THE BLIZZARD CHALLENGE is the first in the Bear Grylls Adventures series aimed at younger children.

In this first book we meet Olly who has been sent off to an adventure camp with his friend Jack. Jack loves this type of thing but Olly would rather be at home with his tv and creature comforts.

The boys are teamed up with Omar, who doesn’t think much of Olly and his impatient attitude soon has Olly deciding to wander off and leave his team to get on without him. Olly is then given a compass by a girl. The compass seems to have a fifth direction though he cannot read it.

Omar is not happy with Olly for abandoning him and Jack, and there’s a tense atmosphere in their tent. As Olly is trying to sleep, a cold wind blows through the tent and when Olly goes to close the door tighter he finds himself in the snowy mountains with a man called Bear.

Bear and Olly must team up and get away from the approaching storm. They will only survive as a team. During his adventure with Bear, Olly will learn some survival lessons and also how he can push himself to do better and how we are stronger together.

This is a short book with quite simple language with more difficult words explained by Bear eg hypothermia, and it shows the benefits of team-work whilst telling an adventure-filled story. It includes illustrations, provided by Emma McCann. The target audience is around 6+.

Tuesday, April 14, 2020

Free Ebook: The New Girl

As you may have seen Amazon are offering a number of free ebooks for children/young people at the moment. I recently spotted that Cathy Cole's first Heartside Bay book, The New Girl, was included in the freebies.
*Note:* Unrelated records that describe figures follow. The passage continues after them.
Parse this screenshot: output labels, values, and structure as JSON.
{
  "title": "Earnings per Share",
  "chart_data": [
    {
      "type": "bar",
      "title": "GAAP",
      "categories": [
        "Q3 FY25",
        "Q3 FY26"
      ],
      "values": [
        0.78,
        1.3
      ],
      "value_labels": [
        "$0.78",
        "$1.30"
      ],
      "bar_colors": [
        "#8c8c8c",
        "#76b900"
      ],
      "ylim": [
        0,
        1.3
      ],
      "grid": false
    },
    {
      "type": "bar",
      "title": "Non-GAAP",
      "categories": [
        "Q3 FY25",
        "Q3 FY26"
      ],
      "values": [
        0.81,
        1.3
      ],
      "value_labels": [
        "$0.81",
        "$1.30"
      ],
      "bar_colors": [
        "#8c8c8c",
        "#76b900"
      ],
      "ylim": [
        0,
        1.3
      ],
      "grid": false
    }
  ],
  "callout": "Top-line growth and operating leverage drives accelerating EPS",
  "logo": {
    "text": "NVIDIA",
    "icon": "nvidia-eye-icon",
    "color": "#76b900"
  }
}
I reviewed books one and two here.

Download The New Girl here.

Monday, April 13, 2020

Review: Kat Wolfe Investigates by Lauren St John

I recently posted my review of Lauren St John's Kat Wolfe Investgates on my library's Facebook page:

KAT WOLFE INVESTIGATES, the first in a new series from Lauren St John, won CrimeFest’s, Best Crime Novel for Children (8-12) last year. And I loved it too.

After an unpleasant incident in their London home, Kat's mum, a veterinary surgeon, and Kat relocate to a slightly mysterious job in an idyllic Dorset sea-side town called Bluebell Bay. One of the conditions is that they take on the previous owner's cat, which is no ordinary British Domestic Shorthair... Plus Dr Wolfe has to be able to treat monkeys at the local sanctuary.

As it's the school holidays Kat is soon running her own small business – pet sitter for hire, and meets a temporarily housebound American girl of her own age (12) who has been thrown and badly injured by the very horse that Kat is to look after. Kat also offers to look after a parrot whose Paraguayan owner is returning home for a while. This latter job is what instigates an involving adventure with international implications.

This is a very rich book, with quite a complicated storyline. I don't want to say anything more about the plot but it is I think, quite an unusual story for this age group. Kat is a great animal-whisperer and not surprisingly her and her mum are vegan. She has a good heart and those around her respond to it. This book beams with good messages, has an exciting story and is quite funny as well.